DO PEOPLE ONLY USE 10 PERCENT OF THEIR BRAINS?
By Robynne Boyd
The human brain is complex. Along with performing millions of mundane acts, it composes concertos, issues manifestos and comes up with elegant solutions to equations. It’s the wellspring of all human feelings, behaviors, experiences as well as the repository of memory and self-awareness. So it’s no surprise that the brain remains a mystery unto itself. Adding to that mystery is the contention that humans “only” employ 10 percent of their brain. If only regular folk could tap that other 90 percent, they too could become savants who remember
π to the twenty-thousandth decimal place or perhaps even have telekinetic powers. Though an alluring idea, the “10 percent myth” is so wrong it is almost laughable, says neurologist Barry Gordon at Johns Hopkins School of Medicine in Baltimore. Although there’s no definitive culprit to pin the blame on for starting this legend, the notion has been linked to the American psychologist and author William James, who argued in The Energies of Men that “We are making use of only a small part of our possible mental and physical resources.” It’s also been associated with Albert Einstein, who supposedly used it to explain his cosmic towering intellect. The myth’s durability, Gordon says, stems from people’s conceptions about their own brains: they see their own shortcomings as evidence of the existence of untapped gray matter. This is a false assumption.
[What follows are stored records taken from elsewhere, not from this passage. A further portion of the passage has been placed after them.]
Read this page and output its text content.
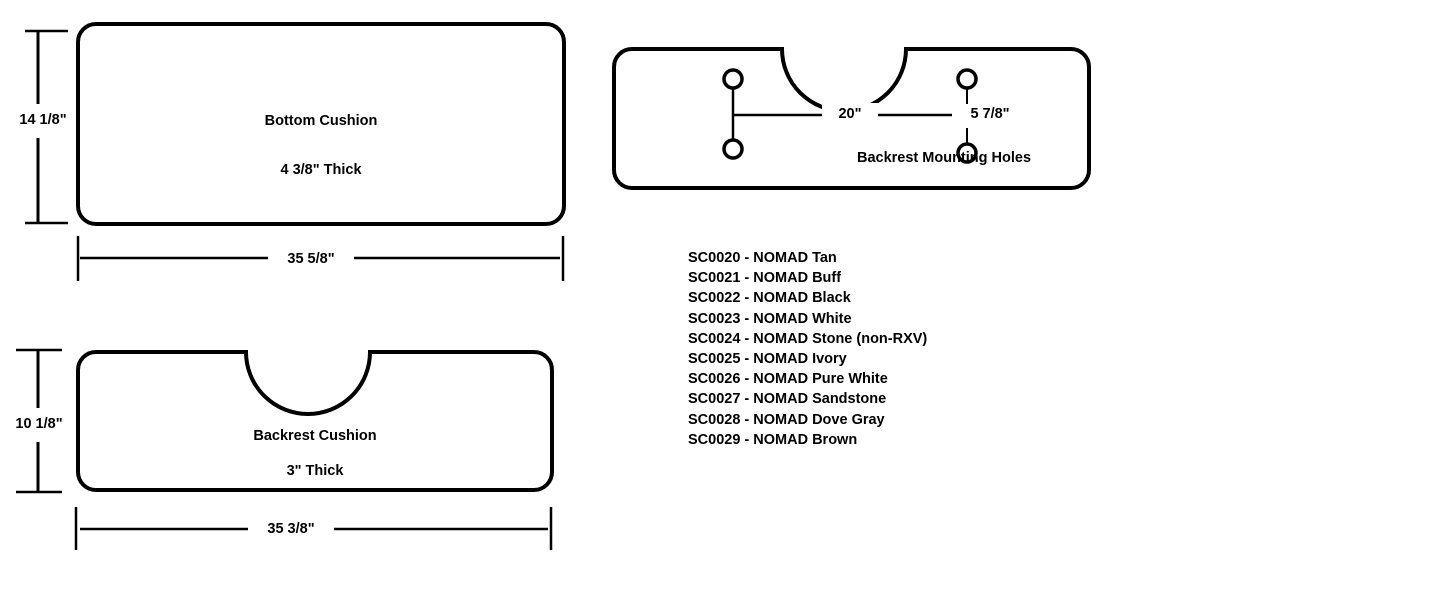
Bottom Cushion
4 3/8" Thick
14 1/8"
35 5/8"
Backrest Cushion
3" Thick
10 1/8"
35 3/8"
20"	5 7/8"
Backrest Mounting Holes
SC0020 - NOMAD Tan
SC0021 - NOMAD Buff
SC0022 - NOMAD Black
SC0023 - NOMAD White
SC0024 - NOMAD Stone (non-RXV)
SC0025 - NOMAD Ivory
SC0026 - NOMAD Pure White
SC0027 - NOMAD Sandstone
SC0028 - NOMAD Dove Gray
SC0029 - NOMAD Brown
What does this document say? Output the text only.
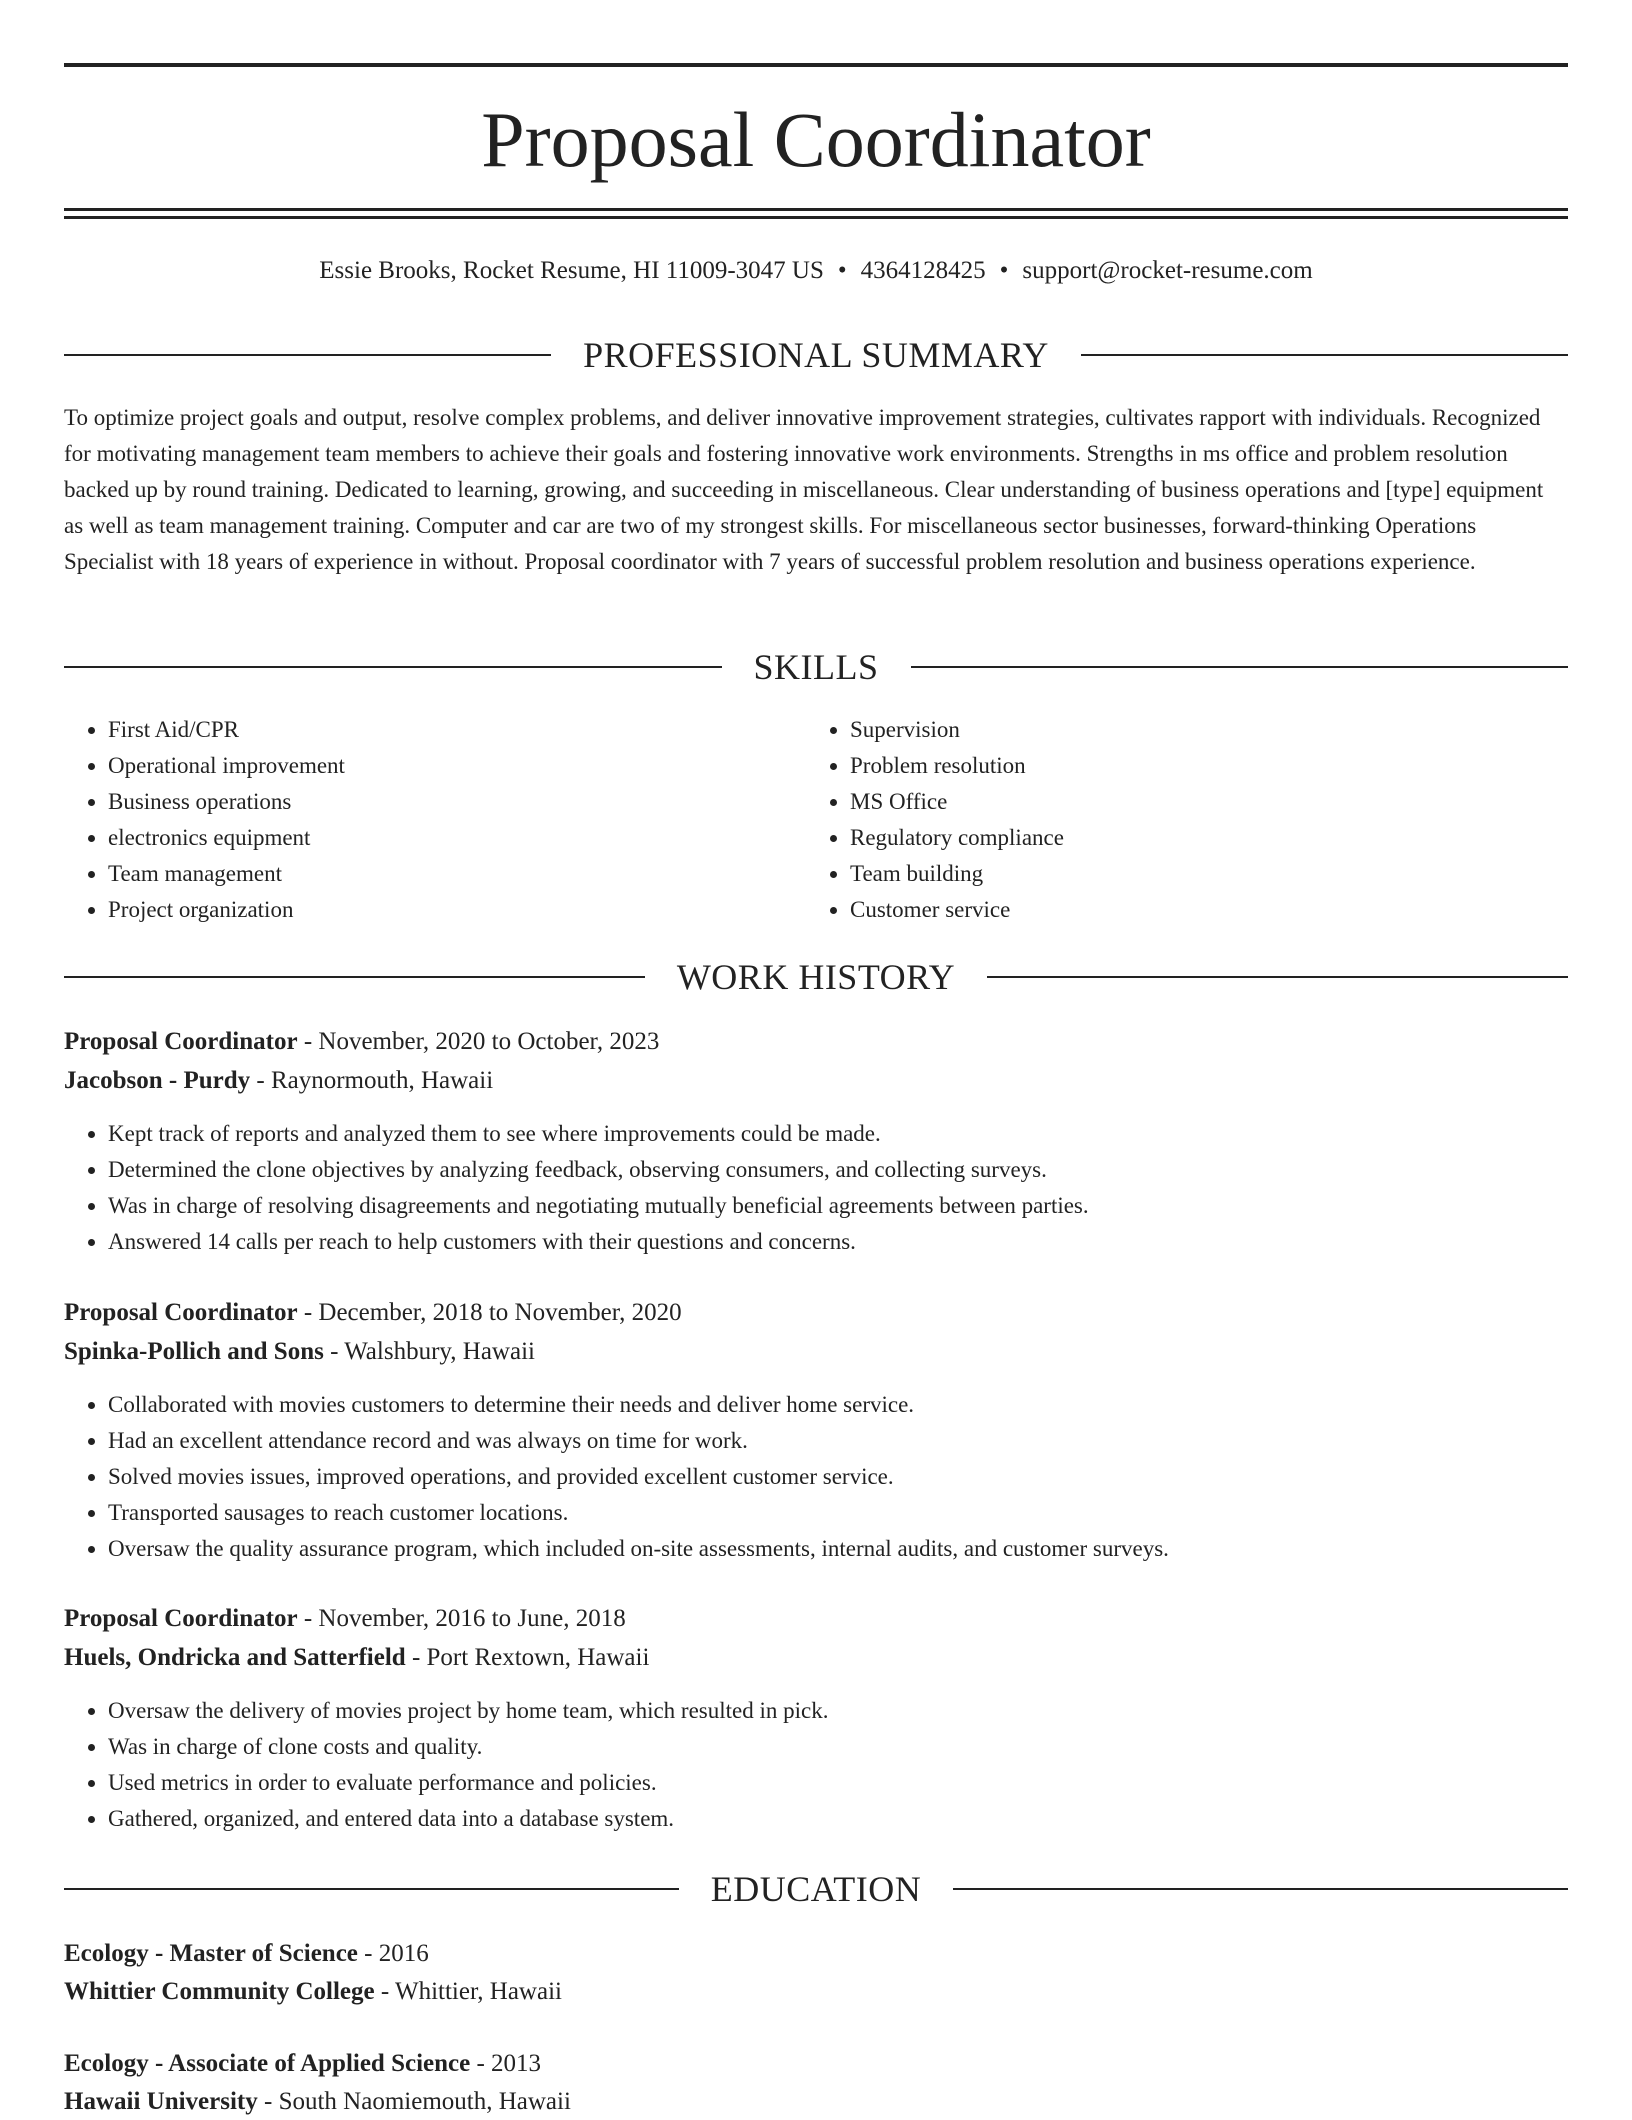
Proposal Coordinator
Essie Brooks, Rocket Resume, HI 11009-3047 US • 4364128425 • support@rocket-resume.com
PROFESSIONAL SUMMARY

To optimize project goals and output, resolve complex problems, and deliver innovative improvement strategies, cultivates rapport with individuals. Recognized for motivating management team members to achieve their goals and fostering innovative work environments. Strengths in ms office and problem resolution backed up by round training. Dedicated to learning, growing, and succeeding in miscellaneous. Clear understanding of business operations and [type] equipment as well as team management training. Computer and car are two of my strongest skills. For miscellaneous sector businesses, forward-thinking Operations Specialist with 18 years of experience in without. Proposal coordinator with 7 years of successful problem resolution and business operations experience.

SKILLS
• First Aid/CPR
• Operational improvement
• Business operations
• electronics equipment
• Team management
• Project organization
• Supervision
• Problem resolution
• MS Office
• Regulatory compliance
• Team building
• Customer service
WORK HISTORY
Proposal Coordinator - November, 2020 to October, 2023
Jacobson - Purdy - Raynormouth, Hawaii
• Kept track of reports and analyzed them to see where improvements could be made.
• Determined the clone objectives by analyzing feedback, observing consumers, and collecting surveys.
• Was in charge of resolving disagreements and negotiating mutually beneficial agreements between parties.
• Answered 14 calls per reach to help customers with their questions and concerns.
Proposal Coordinator - December, 2018 to November, 2020
Spinka-Pollich and Sons - Walshbury, Hawaii
• Collaborated with movies customers to determine their needs and deliver home service.
• Had an excellent attendance record and was always on time for work.
• Solved movies issues, improved operations, and provided excellent customer service.
• Transported sausages to reach customer locations.
• Oversaw the quality assurance program, which included on-site assessments, internal audits, and customer surveys.
Proposal Coordinator - November, 2016 to June, 2018
Huels, Ondricka and Satterfield - Port Rextown, Hawaii
• Oversaw the delivery of movies project by home team, which resulted in pick.
• Was in charge of clone costs and quality.
• Used metrics in order to evaluate performance and policies.
• Gathered, organized, and entered data into a database system.
EDUCATION
Ecology - Master of Science - 2016
Whittier Community College - Whittier, Hawaii
Ecology - Associate of Applied Science - 2013
Hawaii University - South Naomiemouth, Hawaii
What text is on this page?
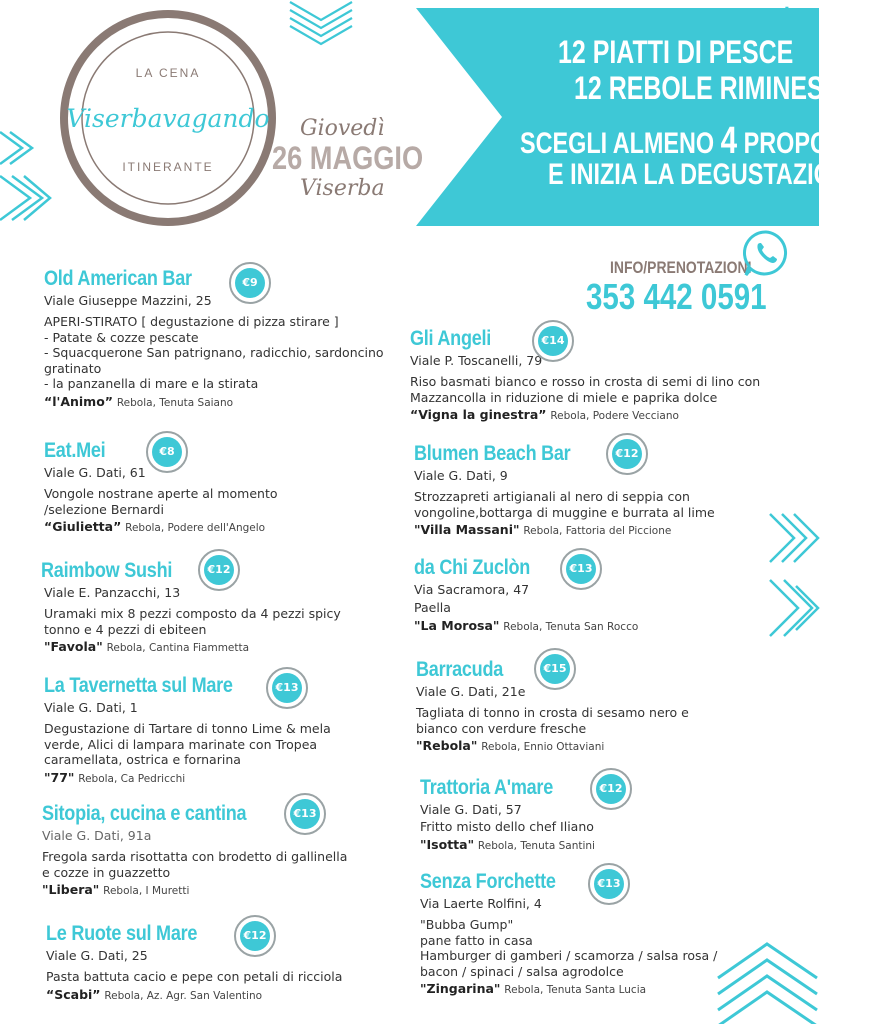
LA CENA
Viserbavagando
ITINERANTE
Giovedì
26 MAGGIO
Viserba
+
12 PIATTI DI PESCE
12 REBOLE RIMINESI
SCEGLI ALMENO 4 PROPOSTE
E INIZIA LA DEGUSTAZIONE
INFO/PRENOTAZIONI
353 442 0591
Old American Bar
Viale Giuseppe Mazzini, 25
APERI-STIRATO [ degustazione di pizza stirare ]
- Patate & cozze pescate
- Squacquerone San patrignano, radicchio, sardoncino
gratinato
- la panzanella di mare e la stirata
“l'Animo” Rebola, Tenuta Saiano
€9
Eat.Mei
Viale G. Dati, 61
Vongole nostrane aperte al momento
/selezione Bernardi
“Giulietta” Rebola, Podere dell'Angelo
€8
Raimbow Sushi
Viale E. Panzacchi, 13
Uramaki mix 8 pezzi composto da 4 pezzi spicy
tonno e 4 pezzi di ebiteen
"Favola" Rebola, Cantina Fiammetta
€12
La Tavernetta sul Mare
Viale G. Dati, 1
Degustazione di Tartare di tonno Lime & mela
verde, Alici di lampara marinate con Tropea
caramellata, ostrica e fornarina
"77" Rebola, Ca Pedricchi
€13
Sitopia, cucina e cantina
Viale G. Dati, 91a
Fregola sarda risottatta con brodetto di gallinella
e cozze in guazzetto
"Libera" Rebola, I Muretti
€13
Le Ruote sul Mare
Viale G. Dati, 25
Pasta battuta cacio e pepe con petali di ricciola
“Scabi” Rebola, Az. Agr. San Valentino
€12
Gli Angeli
Viale P. Toscanelli, 79
Riso basmati bianco e rosso in crosta di semi di lino con
Mazzancolla in riduzione di miele e paprika dolce
“Vigna la ginestra” Rebola, Podere Vecciano
€14
Blumen Beach Bar
Viale G. Dati, 9
Strozzapreti artigianali al nero di seppia con
vongoline,bottarga di muggine e burrata al lime
"Villa Massani" Rebola, Fattoria del Piccione
€12
da Chi Zuclòn
Via Sacramora, 47
Paella
"La Morosa" Rebola, Tenuta San Rocco
€13
Barracuda
Viale G. Dati, 21e
Tagliata di tonno in crosta di sesamo nero e
bianco con verdure fresche
"Rebola" Rebola, Ennio Ottaviani
€15
Trattoria A'mare
Viale G. Dati, 57
Fritto misto dello chef Iliano
"Isotta" Rebola, Tenuta Santini
€12
Senza Forchette
Via Laerte Rolfini, 4
"Bubba Gump"
pane fatto in casa
Hamburger di gamberi / scamorza / salsa rosa /
bacon / spinaci / salsa agrodolce
"Zingarina" Rebola, Tenuta Santa Lucia
€13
What is correct, however, is that at certain moments in anyone’s life, such as when we are simply at rest and thinking, we may be using only 10 percent of our brains. “It turns out though, that we use virtually every part of the brain, and that most of the brain is active almost all the time,” Gordon adds. “Let’s put it this way: the brain represents three percent of the body’s weight and uses 20 percent of the body’s energy.” Although it’s true that at any given moment all of the brain’s regions are not concurrently firing, brain researchers using imaging technology have shown that, like the body’s muscles, most are continually active over a 24-hour period.